How is "we don't want Facebook to continue pervasive and invasive tracking of everyone across the entire internet" not prosumer?

Here's what Facbook says about its tracking in the various help and settings pages: https://mastodon.nu/@dmitriid/112180885099177982

How about "For example, if you buy a pair of shoes at your local shopping centre, you might later see an ad for more shoes from that same company or a similar company." Is this really prosumer? Or is this surveillance capitalism that even very few dystopias could imagine?

> i.e. we're back to protectionism.

Yes, EU is about protectionism, but not the one you're thinking about: https://www.baldurbjarnason.com/2024/facing-reality-in-the-e...

> Vague laws stifle legitimate data-use functionality

Laws in general are vague because it's impossible to perfectly describe and encapsulate the entirety of human endeavours in any given field.

That said, there's very little that is vague about European laws curbing the unfettered unregulated unlimited-growth-at-all-costs US-brand of capitalism. For example, here's a look inside DMA: https://ia.net/topics/unraveling-the-digital-markets-act Note how different it is from the bullshit that US corporations spew about it and that gullible people buy into?

1 comments

I'm not going to engage a reply when your responses are how you personally feel projected as facts. Particularly the comedy around the suggestion that a social network is a requirement (maybe you feel like you need one?)

Also I think you've missed the point as you've pasted in quite a bit of information that confirms or agrees with my views.

> I'm not going to engage a reply when your responses are how you personally feel projected as facts.

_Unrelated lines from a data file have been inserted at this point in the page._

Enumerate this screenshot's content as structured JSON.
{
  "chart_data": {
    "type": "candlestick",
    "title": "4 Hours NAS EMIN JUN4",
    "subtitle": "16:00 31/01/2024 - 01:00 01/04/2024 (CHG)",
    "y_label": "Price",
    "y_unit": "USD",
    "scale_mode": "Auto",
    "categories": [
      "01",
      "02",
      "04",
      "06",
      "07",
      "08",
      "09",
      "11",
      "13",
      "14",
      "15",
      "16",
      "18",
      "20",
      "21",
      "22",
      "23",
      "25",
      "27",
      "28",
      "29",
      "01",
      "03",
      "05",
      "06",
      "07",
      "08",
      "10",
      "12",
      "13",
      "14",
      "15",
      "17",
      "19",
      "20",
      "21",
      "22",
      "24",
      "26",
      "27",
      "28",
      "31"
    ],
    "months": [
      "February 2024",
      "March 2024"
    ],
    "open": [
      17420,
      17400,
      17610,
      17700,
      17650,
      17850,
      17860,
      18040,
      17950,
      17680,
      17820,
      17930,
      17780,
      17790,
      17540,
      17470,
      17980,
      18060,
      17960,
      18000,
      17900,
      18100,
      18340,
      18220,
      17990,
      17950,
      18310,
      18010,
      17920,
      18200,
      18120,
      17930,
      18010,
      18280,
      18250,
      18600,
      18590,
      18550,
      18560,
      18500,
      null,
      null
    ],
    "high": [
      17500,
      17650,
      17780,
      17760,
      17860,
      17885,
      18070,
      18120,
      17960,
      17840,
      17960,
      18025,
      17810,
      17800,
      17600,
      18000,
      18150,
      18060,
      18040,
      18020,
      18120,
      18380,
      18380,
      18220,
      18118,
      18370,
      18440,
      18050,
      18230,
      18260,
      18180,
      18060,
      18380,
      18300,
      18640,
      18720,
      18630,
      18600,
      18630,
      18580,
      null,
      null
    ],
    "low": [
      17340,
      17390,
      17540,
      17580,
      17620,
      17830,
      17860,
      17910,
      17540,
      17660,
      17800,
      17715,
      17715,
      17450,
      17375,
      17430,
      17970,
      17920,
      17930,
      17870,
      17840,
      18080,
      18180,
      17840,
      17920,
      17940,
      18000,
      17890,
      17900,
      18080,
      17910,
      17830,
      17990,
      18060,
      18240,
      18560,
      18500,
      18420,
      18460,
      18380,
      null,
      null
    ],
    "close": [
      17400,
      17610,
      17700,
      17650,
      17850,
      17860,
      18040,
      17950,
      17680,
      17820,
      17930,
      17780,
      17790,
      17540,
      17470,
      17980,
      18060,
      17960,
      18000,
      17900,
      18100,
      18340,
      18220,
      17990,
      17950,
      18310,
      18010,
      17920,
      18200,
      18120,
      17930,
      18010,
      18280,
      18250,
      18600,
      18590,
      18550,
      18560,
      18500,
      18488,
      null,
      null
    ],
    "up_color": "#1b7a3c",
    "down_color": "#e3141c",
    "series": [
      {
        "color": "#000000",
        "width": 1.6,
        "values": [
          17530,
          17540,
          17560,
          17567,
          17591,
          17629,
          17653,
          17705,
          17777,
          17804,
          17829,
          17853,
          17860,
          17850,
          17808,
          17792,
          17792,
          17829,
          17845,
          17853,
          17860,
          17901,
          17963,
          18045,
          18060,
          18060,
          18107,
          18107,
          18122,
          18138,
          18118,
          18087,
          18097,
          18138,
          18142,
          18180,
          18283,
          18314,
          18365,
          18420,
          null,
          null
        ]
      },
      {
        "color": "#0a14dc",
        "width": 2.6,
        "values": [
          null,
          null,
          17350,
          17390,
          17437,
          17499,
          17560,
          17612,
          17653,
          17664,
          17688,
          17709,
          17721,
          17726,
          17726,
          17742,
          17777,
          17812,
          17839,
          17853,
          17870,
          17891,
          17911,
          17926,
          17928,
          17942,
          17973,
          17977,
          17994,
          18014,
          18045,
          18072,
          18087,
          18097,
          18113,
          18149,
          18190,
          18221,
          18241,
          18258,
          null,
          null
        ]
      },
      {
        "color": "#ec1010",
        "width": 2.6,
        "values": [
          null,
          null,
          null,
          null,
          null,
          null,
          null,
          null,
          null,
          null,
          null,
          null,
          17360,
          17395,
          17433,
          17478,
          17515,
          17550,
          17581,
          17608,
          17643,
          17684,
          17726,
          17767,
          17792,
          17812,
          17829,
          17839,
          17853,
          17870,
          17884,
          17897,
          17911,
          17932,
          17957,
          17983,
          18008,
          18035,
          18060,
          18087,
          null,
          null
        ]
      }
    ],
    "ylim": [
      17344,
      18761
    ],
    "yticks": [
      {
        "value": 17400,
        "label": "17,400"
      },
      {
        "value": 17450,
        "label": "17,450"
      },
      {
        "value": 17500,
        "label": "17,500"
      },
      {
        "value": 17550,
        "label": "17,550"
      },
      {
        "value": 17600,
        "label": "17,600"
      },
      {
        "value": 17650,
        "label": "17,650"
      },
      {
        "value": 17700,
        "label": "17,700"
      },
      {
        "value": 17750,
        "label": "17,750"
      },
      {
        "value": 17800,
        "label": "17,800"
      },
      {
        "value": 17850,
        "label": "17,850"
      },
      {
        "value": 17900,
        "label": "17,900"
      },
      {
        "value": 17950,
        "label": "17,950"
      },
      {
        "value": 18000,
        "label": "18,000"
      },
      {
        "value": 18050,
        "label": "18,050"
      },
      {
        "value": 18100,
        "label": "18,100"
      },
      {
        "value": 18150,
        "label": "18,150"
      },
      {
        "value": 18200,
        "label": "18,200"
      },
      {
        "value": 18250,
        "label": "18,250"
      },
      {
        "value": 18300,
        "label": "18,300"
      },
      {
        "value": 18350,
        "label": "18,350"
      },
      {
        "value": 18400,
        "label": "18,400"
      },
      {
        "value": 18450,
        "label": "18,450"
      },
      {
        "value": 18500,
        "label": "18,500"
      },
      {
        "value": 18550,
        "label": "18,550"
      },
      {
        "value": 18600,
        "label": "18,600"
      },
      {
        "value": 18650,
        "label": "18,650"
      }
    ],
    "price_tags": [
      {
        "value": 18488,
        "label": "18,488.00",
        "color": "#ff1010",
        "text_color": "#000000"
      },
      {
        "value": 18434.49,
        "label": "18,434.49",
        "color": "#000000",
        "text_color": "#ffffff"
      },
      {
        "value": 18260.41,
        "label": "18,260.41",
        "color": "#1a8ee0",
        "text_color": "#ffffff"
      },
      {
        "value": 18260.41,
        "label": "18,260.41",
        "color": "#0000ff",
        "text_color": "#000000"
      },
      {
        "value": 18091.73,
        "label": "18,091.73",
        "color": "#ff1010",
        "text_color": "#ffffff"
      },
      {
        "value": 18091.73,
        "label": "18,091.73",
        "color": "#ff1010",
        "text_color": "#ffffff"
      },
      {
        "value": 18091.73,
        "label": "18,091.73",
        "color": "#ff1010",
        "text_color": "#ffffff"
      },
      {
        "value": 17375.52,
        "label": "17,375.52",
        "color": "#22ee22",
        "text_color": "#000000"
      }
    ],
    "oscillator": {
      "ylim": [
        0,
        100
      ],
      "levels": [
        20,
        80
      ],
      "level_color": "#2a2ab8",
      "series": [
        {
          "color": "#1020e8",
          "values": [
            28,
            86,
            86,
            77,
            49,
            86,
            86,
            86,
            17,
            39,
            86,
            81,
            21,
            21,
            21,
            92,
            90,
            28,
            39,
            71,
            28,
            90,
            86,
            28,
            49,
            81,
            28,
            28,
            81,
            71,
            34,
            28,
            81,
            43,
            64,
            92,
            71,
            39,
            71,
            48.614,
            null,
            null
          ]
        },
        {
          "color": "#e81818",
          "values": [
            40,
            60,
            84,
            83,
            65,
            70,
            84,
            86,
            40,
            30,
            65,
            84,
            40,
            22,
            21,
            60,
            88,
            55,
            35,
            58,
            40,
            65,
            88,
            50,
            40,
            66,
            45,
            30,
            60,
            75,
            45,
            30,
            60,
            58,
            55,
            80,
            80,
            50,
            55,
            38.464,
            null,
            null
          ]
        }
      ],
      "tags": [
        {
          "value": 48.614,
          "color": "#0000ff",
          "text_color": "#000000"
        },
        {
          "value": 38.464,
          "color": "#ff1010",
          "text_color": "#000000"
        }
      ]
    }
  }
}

Isn't it the exact same that you did?

> Particularly the comedy around the suggestion that a social network is a requirement

I never said it was a requirement. You could try and actually read what I wrote instead of imagining what I wrote.

> Also I think you've missed the point as you've pasted in quite a bit of information that confirms or agrees with my views.

Again, you could try and read that information instead of imagining what this information is.

I make the distinction between what are my opinions. This is a feature of comprehension that you lack and it's why I don't engage in [your] bad faith arguments since it underlines that your objective is not to present facts or opinions for discussion but rather to convey that what you think and feel as factual information - when it is not and you've provided no evidence to suggest that it is.

I'm hope this makes it clear for you. Since I don't see any value in conversations where people can't stand behind their personal ideas.